I can't believe how fast time is flying. September is halfway through and Rosh Hashana (the Jewish New Year) is coming up very quickly. The High Holy Days are an interesting time in terms of work and time off. Because the Jewish calendar is lunar-based, the days that the holidays fall out on change from year to year. Some combinations seem to be more challenging than others, such as the years that see all the holidays falling out in conjunction with Shabbat, giving us 3 days in a row where no work can be done not once, not twice, but three times in a month. That isn't the case this year, but there are challenges any way it falls out.
This year Rosh Hashana begins just before sundown on Monday, September 29th and ends Wednesday night, October 1st. Yom Kippur is Thursday, October 9th. Sukkot is an 8 day holiday where the first two and last two days are full festivals and the intermediate days are semi-festivals. Its full holiday days are from Monday night, October 13th to Wednesday night, October 15th and from Monday night, October 20th to Wednesday night, October 22nd.

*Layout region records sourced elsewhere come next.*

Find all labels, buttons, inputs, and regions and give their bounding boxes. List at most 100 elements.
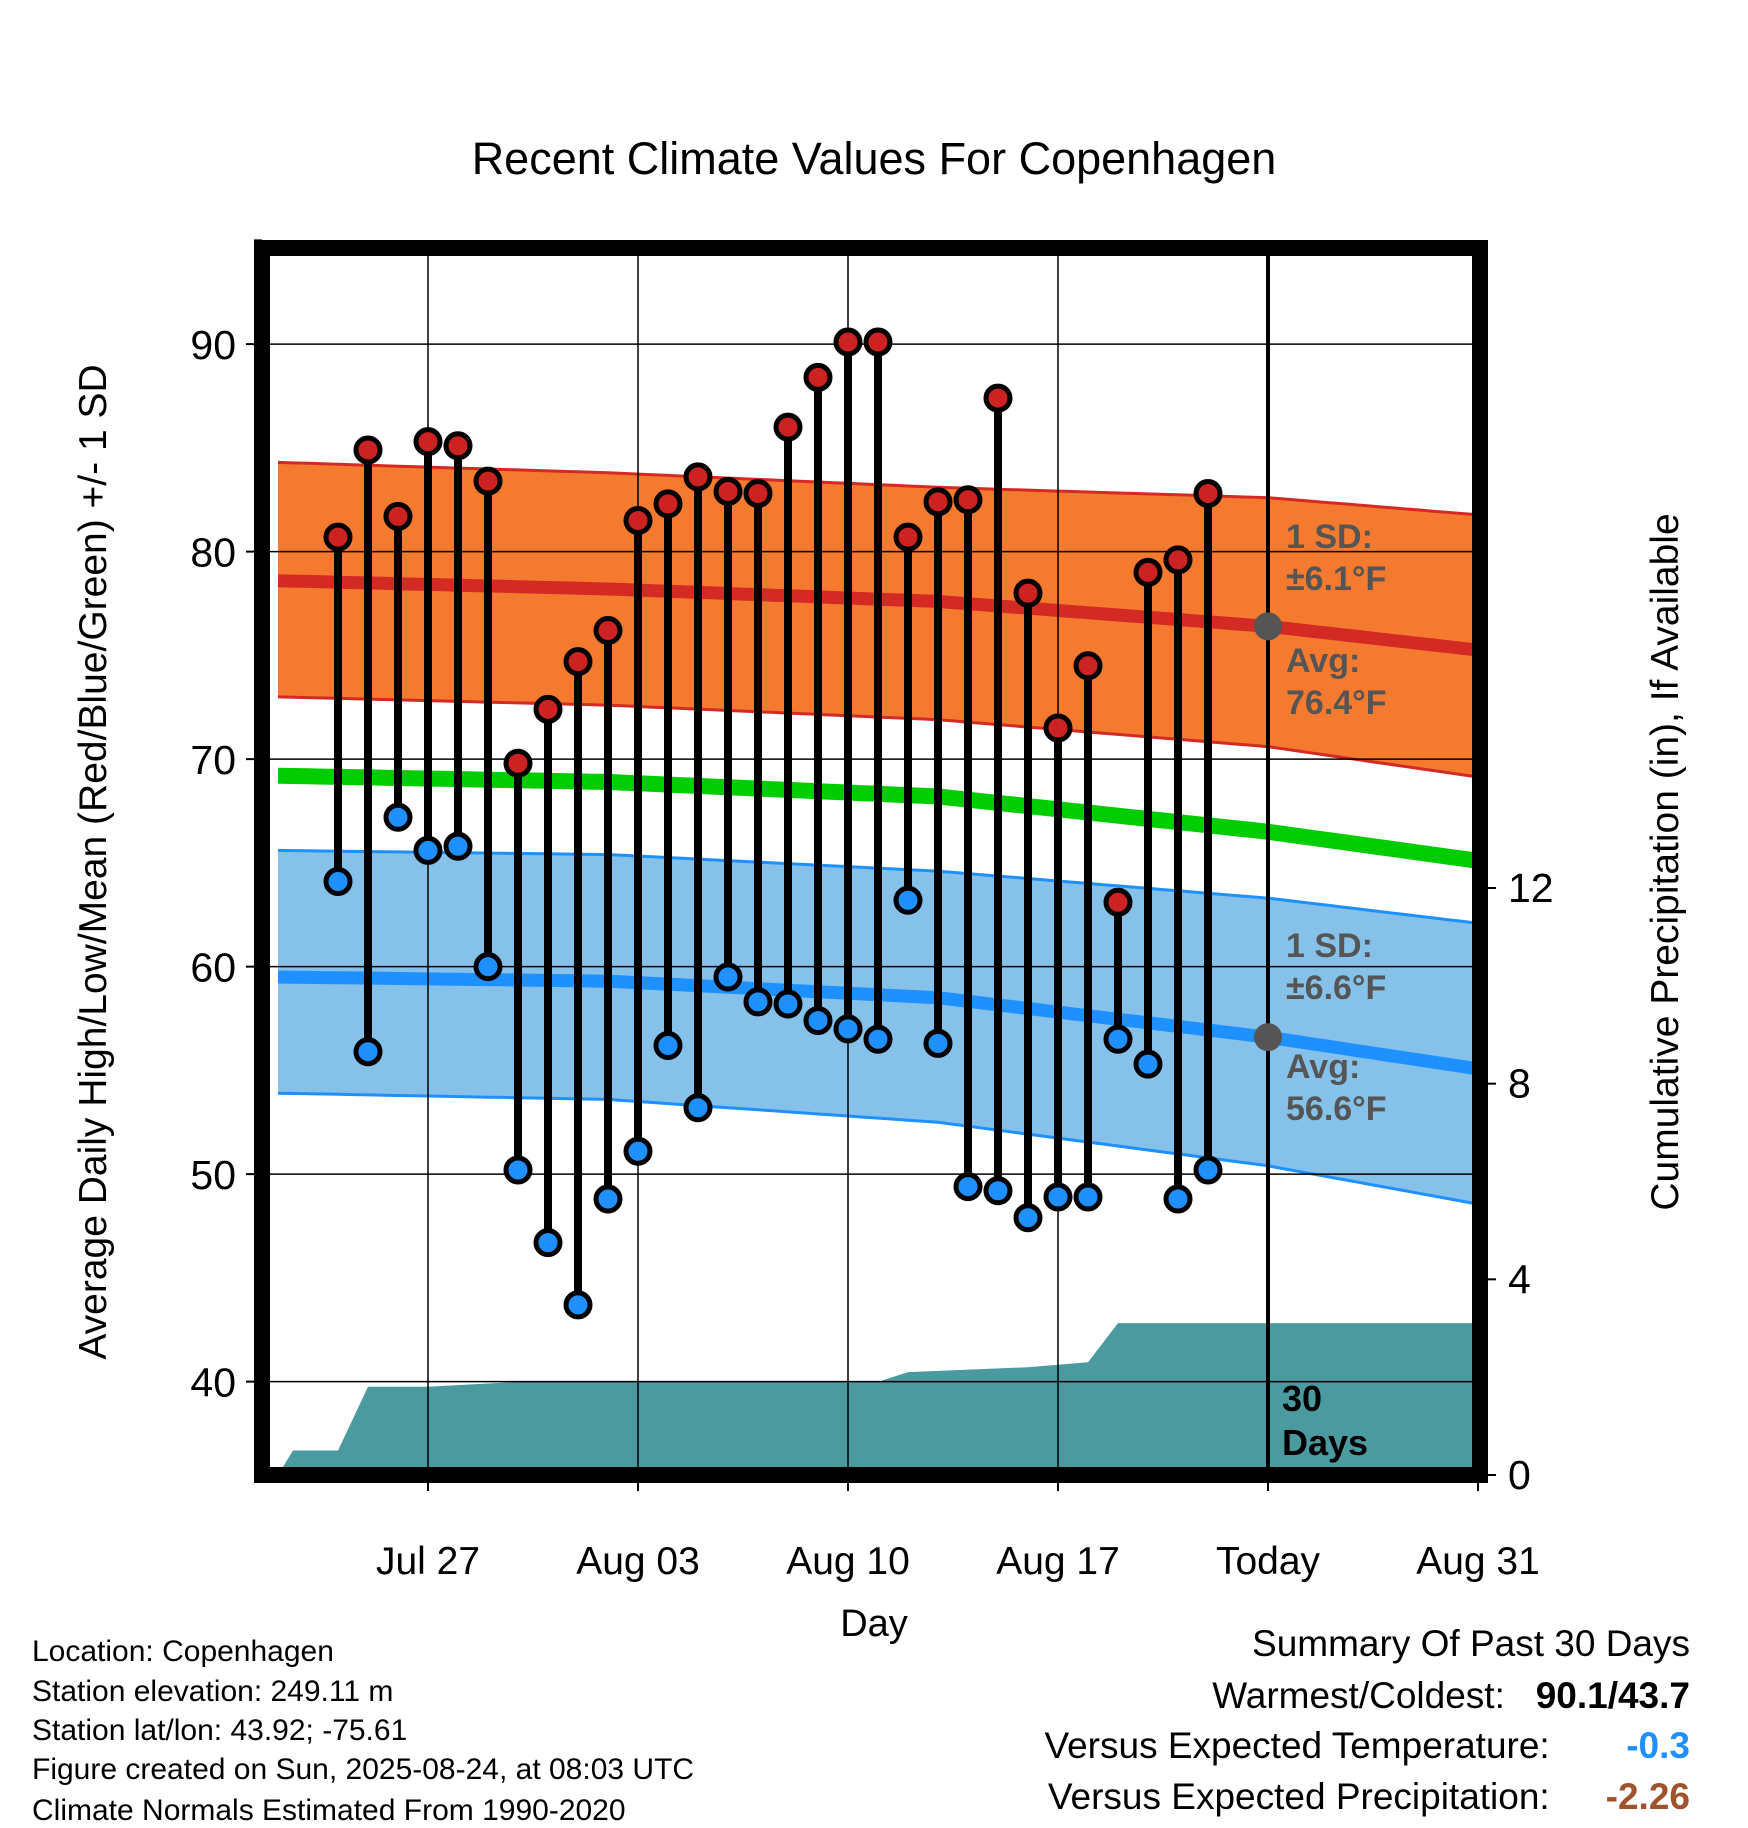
y-tick-label: 80 <box>190 530 236 576</box>
y-axis-label: Average Daily High/Low/Mean (Red/Blue/Gr… <box>72 364 115 1359</box>
high-point <box>1163 545 1193 575</box>
created-text: Figure created on Sun, 2025-08-24, at 08… <box>32 1753 695 1786</box>
location-text: Location: Copenhagen <box>32 1635 334 1668</box>
high-point <box>413 427 443 457</box>
low-point <box>743 987 773 1017</box>
low-avg-title: Avg: <box>1286 1048 1360 1086</box>
high-point <box>923 487 953 517</box>
high-point <box>833 327 863 357</box>
low-avg-value: 56.6°F <box>1286 1090 1387 1128</box>
chart-title: Recent Climate Values For Copenhagen <box>472 133 1277 184</box>
today-high-avg-marker <box>1254 612 1282 641</box>
warmest-label: Warmest/Coldest: <box>1212 1675 1505 1716</box>
high-point <box>443 431 473 461</box>
low-point <box>623 1136 653 1166</box>
summary-title: Summary Of Past 30 Days <box>1252 1623 1690 1664</box>
high-point <box>743 479 773 509</box>
station-info: Location: Copenhagen <box>32 1637 334 1667</box>
high-point <box>1133 557 1163 587</box>
low-point <box>1103 1024 1133 1054</box>
x-tick-label: Jul 27 <box>376 1540 480 1583</box>
high-point <box>473 466 503 496</box>
low-band-lower-edge <box>277 1091 1480 1206</box>
low-sd-value: ±6.6°F <box>1286 969 1386 1007</box>
y-tick-label: 90 <box>190 322 236 368</box>
precip-label: Versus Expected Precipitation: <box>1047 1776 1550 1817</box>
summary-temp-row: Versus Expected Temperature: -0.3 <box>1044 1727 1690 1764</box>
low-point <box>533 1228 563 1258</box>
summary-precip-row: Versus Expected Precipitation: -2.26 <box>1048 1778 1690 1815</box>
x-tick-label: Aug 10 <box>786 1540 910 1583</box>
y-tick-label: 40 <box>190 1360 236 1406</box>
precip-value: -2.26 <box>1605 1776 1690 1817</box>
x-axis-label: Day <box>840 1603 908 1645</box>
y2-tick-label: 8 <box>1508 1061 1531 1107</box>
high-point <box>593 615 623 645</box>
high-point <box>563 647 593 677</box>
low-point <box>413 835 443 865</box>
low-point <box>443 831 473 861</box>
normals-text: Climate Normals Estimated From 1990-2020 <box>32 1794 626 1827</box>
x-tick-label: Today <box>1216 1540 1321 1583</box>
low-point <box>473 952 503 982</box>
low-point <box>1163 1184 1193 1214</box>
high-avg-value: 76.4°F <box>1286 684 1387 722</box>
y2-axis-label: Cumulative Precipitation (in), If Availa… <box>1644 513 1687 1210</box>
high-sd-value: ±6.1°F <box>1286 560 1386 598</box>
x-tick-label: Aug 03 <box>576 1540 700 1583</box>
low-point <box>1193 1155 1223 1185</box>
low-point <box>803 1006 833 1036</box>
temp-value: -0.3 <box>1626 1725 1690 1766</box>
latlon-text: Station lat/lon: 43.92; -75.61 <box>32 1714 408 1747</box>
high-point <box>353 435 383 465</box>
precip-area <box>278 1323 1480 1475</box>
high-point <box>1013 578 1043 608</box>
high-point <box>1103 887 1133 917</box>
low-point <box>323 867 353 897</box>
high-point <box>863 327 893 357</box>
low-point <box>683 1093 713 1123</box>
high-point <box>953 485 983 515</box>
high-point <box>623 506 653 535</box>
high-point <box>1043 713 1073 743</box>
high-point <box>653 489 683 519</box>
low-sd-title: 1 SD: <box>1286 927 1373 965</box>
low-point <box>863 1024 893 1054</box>
x-tick-label: Aug 31 <box>1416 1540 1540 1583</box>
period-number: 30 <box>1282 1378 1322 1419</box>
high-point <box>683 462 713 492</box>
warmest-value: 90.1/43.7 <box>1535 1675 1690 1716</box>
y-tick-label: 50 <box>190 1152 236 1198</box>
high-point <box>803 362 833 392</box>
low-point <box>503 1155 533 1185</box>
low-point <box>1043 1182 1073 1212</box>
high-band-upper-edge <box>277 460 1480 517</box>
low-point <box>593 1184 623 1214</box>
y2-tick-label: 4 <box>1508 1256 1531 1302</box>
high-point <box>773 412 803 442</box>
low-point <box>713 962 743 992</box>
temp-label: Versus Expected Temperature: <box>1044 1725 1550 1766</box>
high-sd-title: 1 SD: <box>1286 518 1373 556</box>
period-unit: Days <box>1282 1422 1368 1463</box>
high-point <box>1193 479 1223 509</box>
y2-tick-label: 12 <box>1508 865 1554 911</box>
low-point <box>563 1290 593 1320</box>
high-avg-title: Avg: <box>1286 642 1360 680</box>
low-point <box>953 1172 983 1202</box>
y-tick-label: 60 <box>190 945 236 991</box>
high-point <box>983 383 1013 413</box>
high-point <box>323 522 353 552</box>
high-point <box>1073 651 1103 681</box>
high-point <box>893 522 923 552</box>
x-tick-label: Aug 17 <box>996 1540 1120 1583</box>
y-tick-label: 70 <box>190 737 236 783</box>
low-point <box>983 1176 1013 1206</box>
summary-warmest-row: Warmest/Coldest: 90.1/43.7 <box>1212 1677 1690 1714</box>
low-point <box>653 1030 683 1060</box>
low-point <box>1073 1182 1103 1212</box>
elevation-text: Station elevation: 249.11 m <box>32 1675 394 1708</box>
low-point <box>893 885 923 915</box>
plot-area: 1 SD: ±6.1°F Avg: 76.4°F 1 SD: ±6.6°F Avg: 56.6… <box>262 248 1480 1475</box>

What does that mean? Well, for 2 out of 4 weeks we work Monday, are off Tuesday and Wednesday, then go back to work for Thursday and Friday. The first week should follow that pattern but the Monday is a Statutory Holiday (Candadian Thanksgiving) so we're off that day too. The one week that's different we're off on Thursday instead for a 25 hour fast (no eating or drinking).
It makes for a series of very fractured work weeks and school is also out over this time. For those of us who work for Jewish organizations the time off is not a problem. Our offices are closed and many of us get paid for religious holidays.
But it can be very difficult for Observant Jews who work in secular jobs. Some people take vacation days, others take days without pay and there are definitely employers who make it difficult to take one or 2 days off at a time (because they generally require people to take a week of vacation at a time). It's true that it's a human rights issue (in Canada it is forbidden to discriminate against someone for religious reasons) but it's often difficult to arrange things with employers who have never dealt with this before and who don't understand.
Then there are all the people who think the holidays are just that, days when you kick back and do nothing. Not so much. In addition to walking to and from services each day, there are 2 big meals per day on each holiday (as well as on Shabbat every week). Even when Yom Kippur rolls around there is a meal before the fast that's supposed to carry you through and a break-the-fast meal afterwards. That's a lot of cooking, especially if you have a big family or invite a lot of guests. So the food bills tend to go up at this time of the year even when our take-home pay may be temporarily lower. Since we don't turn lights off and on during holidays or the Sabbath or turn the stove top or oven off or on there is often a bit of an increase in the electric bill (which may or may not be countered by the fact that we don't run the dishwasher or laundry equipment and don't use the TV or computer).
Luckily for me, I get paid for religious holidays (4 hours pay per day) and don't have to use my vacation time for them (except for the intermediate days, if I choose to take them off). And in October I'm going to get 3 pay cheques! Right now I'm hoping that we'll spend the bulk of Sukkot in the Okanagan, which means taking either 2 or possibly 3 days off. We'll see. If I do take the days I already have the money for them sitting in an ING sub account ($50/day after taxes, based on a 4 hour day) and I have 10 days of vacation left.
Now I just have to start thinking about the food and planning when we're having family over, etc. Help!